Her mother dug her fingers into Abigail’s arms as if attempting to lift her up.  Abigail felt her mother’s fingers bruising her skin.
“What is it?” her mother shouted, nearly breaking into in tears. “Abby, what’s wrong?”  Worried Abigail had been gravely hurt; she pulled her daughter’s clenched hands apart.
  “It’s not me,” Abigail cried out.  “It’s Emily!”  She looked at her mother helplessly, unable to find the words to explain.
  It was enough to propel her mother down the hall and into the kitchen, where she grabbed the phone from the wall.  A second later she was back in the hallway, pushing the portable phone into Abigail’s hand.
  A distant voice asked, “What is your emergency, please?” but Abigail couldn’t answer right away. She was too busy listening to her mother run up the stairs, hearing her bare feet pound on each wooden step, waiting for her inevitable scream.
  “It’s my friend. My friend Emily is dead.” 
                                                          *  * *
  The house became filled with the sounds of the front door opening and closing and footsteps pounding up and down the hardwood stairs. From her perch in the bay window, Abigail saw a coroner pull into the driveway and watched a policeman on the front stoop pull on rubber gloves. A man carrying a camera brushed past her on his way through the living room.  And as the static noise from the policemen’s radios pulsed inside her head, she began to wonder if any of what she was seeing was real.
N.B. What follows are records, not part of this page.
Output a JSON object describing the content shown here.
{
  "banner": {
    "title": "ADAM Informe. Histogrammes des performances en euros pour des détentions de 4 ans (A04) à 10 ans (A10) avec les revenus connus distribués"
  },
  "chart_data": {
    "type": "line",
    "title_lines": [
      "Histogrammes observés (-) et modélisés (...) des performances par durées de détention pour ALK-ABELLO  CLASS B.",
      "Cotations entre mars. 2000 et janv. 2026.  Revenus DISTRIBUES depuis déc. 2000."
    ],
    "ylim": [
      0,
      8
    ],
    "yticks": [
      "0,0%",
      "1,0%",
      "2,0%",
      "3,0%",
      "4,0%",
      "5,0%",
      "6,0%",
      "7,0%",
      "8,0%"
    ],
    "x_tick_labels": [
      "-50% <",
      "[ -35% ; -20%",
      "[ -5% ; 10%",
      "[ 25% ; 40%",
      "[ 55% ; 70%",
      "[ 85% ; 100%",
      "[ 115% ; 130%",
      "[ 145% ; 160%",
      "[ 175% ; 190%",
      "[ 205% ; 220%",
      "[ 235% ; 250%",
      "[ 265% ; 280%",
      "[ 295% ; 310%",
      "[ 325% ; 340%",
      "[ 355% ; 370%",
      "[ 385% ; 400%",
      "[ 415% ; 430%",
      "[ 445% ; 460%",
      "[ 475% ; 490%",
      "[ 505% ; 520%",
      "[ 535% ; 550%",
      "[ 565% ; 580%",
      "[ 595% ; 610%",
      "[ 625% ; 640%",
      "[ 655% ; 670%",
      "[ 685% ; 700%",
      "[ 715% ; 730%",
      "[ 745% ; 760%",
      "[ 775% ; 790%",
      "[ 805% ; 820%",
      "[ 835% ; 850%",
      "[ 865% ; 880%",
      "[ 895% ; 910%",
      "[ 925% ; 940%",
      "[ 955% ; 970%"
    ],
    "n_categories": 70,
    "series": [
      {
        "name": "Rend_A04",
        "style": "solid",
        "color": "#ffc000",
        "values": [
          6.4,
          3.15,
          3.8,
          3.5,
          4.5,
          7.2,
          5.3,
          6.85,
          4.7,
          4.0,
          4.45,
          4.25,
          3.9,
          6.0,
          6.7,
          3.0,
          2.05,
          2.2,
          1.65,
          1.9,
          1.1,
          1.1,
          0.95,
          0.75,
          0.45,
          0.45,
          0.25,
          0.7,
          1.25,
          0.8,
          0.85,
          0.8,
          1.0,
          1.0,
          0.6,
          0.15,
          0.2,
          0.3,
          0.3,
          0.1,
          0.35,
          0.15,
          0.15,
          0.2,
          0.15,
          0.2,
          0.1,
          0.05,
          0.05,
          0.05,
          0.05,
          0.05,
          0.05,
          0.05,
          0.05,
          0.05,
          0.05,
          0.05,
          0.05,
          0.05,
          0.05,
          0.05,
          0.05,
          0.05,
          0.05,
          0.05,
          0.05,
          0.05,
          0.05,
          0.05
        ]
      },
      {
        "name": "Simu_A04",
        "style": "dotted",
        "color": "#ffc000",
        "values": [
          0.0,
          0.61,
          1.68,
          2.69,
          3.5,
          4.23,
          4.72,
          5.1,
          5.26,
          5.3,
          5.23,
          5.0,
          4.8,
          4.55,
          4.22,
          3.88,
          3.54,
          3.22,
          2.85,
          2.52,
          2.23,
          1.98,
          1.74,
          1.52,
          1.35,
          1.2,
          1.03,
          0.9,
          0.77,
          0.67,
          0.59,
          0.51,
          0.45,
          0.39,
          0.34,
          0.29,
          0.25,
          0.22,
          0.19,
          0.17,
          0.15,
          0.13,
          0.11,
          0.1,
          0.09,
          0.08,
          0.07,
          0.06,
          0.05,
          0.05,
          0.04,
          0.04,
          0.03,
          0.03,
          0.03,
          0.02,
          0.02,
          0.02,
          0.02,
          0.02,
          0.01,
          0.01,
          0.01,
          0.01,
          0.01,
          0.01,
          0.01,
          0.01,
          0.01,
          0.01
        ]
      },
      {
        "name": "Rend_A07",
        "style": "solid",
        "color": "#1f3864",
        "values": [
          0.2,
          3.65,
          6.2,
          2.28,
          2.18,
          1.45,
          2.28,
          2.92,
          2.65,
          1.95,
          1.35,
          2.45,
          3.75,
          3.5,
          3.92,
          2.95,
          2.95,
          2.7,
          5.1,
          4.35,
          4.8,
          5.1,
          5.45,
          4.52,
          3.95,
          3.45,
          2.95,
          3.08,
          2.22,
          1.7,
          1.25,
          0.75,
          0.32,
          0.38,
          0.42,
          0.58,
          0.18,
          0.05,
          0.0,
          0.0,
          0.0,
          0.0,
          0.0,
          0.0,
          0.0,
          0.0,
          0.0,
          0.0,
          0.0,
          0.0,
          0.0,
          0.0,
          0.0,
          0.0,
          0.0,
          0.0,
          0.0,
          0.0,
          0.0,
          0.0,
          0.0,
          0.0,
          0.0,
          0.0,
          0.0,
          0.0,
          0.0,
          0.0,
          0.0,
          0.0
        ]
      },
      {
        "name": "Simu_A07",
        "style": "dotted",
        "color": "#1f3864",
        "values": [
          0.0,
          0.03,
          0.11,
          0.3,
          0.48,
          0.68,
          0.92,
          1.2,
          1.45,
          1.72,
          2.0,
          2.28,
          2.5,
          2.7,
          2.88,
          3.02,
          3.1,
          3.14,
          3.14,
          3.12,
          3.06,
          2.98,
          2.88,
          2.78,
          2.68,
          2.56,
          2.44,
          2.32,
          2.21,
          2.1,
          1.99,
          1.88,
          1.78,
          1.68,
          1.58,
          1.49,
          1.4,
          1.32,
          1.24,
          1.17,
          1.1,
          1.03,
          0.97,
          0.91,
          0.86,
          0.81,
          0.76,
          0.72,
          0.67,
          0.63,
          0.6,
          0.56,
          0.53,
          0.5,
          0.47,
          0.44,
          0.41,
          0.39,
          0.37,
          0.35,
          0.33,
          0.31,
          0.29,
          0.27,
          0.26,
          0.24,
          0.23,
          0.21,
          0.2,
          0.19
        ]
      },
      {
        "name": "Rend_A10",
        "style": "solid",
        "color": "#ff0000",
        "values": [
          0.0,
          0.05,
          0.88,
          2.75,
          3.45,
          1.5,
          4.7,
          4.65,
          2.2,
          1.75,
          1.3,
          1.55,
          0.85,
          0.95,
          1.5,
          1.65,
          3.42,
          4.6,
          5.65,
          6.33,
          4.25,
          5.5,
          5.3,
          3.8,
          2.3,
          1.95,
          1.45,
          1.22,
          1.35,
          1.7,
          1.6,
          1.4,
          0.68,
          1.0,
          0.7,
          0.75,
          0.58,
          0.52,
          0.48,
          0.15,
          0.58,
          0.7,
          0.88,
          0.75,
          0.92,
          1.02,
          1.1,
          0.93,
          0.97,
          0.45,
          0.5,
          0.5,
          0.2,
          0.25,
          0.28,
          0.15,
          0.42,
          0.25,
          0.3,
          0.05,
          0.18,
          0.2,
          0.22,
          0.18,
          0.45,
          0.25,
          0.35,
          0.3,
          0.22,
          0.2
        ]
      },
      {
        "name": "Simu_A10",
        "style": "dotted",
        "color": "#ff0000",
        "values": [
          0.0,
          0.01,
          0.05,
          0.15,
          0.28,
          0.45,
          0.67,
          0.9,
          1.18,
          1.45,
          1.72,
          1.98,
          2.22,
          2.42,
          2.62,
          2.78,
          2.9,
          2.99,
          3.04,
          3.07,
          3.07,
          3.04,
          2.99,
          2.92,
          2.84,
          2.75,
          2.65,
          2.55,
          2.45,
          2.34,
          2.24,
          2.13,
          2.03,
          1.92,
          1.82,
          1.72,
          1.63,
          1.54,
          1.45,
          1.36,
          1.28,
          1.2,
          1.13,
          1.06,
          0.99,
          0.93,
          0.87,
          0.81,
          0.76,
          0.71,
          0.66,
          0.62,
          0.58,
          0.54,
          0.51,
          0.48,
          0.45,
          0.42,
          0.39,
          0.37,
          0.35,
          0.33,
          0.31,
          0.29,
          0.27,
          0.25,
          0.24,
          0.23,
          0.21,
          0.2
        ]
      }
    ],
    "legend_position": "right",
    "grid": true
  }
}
Other than the occasional policeman stopping to question her, she felt as if she was trespassing on the stage of a theatrical production that wasn’t meant for her to see. She felt like she was outside herself, watching the tragedy unfold. 
  More frighteningly, she knew that at any moment Emily’s father would come. He would waver through her door, the very same one the paramedics had torn through, and he’d want to see his daughter. Abigail heard the whispers of the policemen from where she sat by the window. Not only had they found Emily’s father, but they’d also heard about Stephen, Emily’s long-time boyfriend, who’d also been at her house the night before. Soon he’d come as well. She thought about how she’d face them, the two men who loved Emily most. How she would sit and watch their hearts shatter to pieces all over her living room floor as they were told. She couldn’t fathom such a moment and was terrified every time the front door opened.
  A while later, still trying to process all that had happened, Abigail slipped away from the chaos and tiptoed back up the stairs. She’d been instructed not to go upstairs, but the desire to see Emily was too strong. She saw no harm; after all, it was her house. But as she approached the top step, she was confronted with another shock. Two men wearing rubber gloves rummaged through her bathroom. One sifted through her personal items while the other one examined her trash. She couldn’t imagine what they looked for but was too appalled to ask.  It was an image she would not soon forget.
  With her mouth gaping in disbelief, she turned towards Emily’s bedroom. Across the room another man knelt by the window.  The blinds were torn down, and the morning sun was trickling in all around him, leaving small squares of light across the hardwood floor. Outside the window, red and orange leaves swirled in a cool November breeze as their long twisted branches cast distorted shadows across the eaves.  Beneath the shadows, Emily’s lifeless, sheet-covered body lay on the bed, barely missing the path of the sun’s warm glow. The man was busy dusting the blinds for fingerprints; she recognized this from the legal drama series she sometimes watched on television. He didn’t seem to notice her standing there, nor did he seem to hear her. Abigail gasped as she felt like a thousand bee stings hit her, all at once. Emily had died, and not even the police understood why.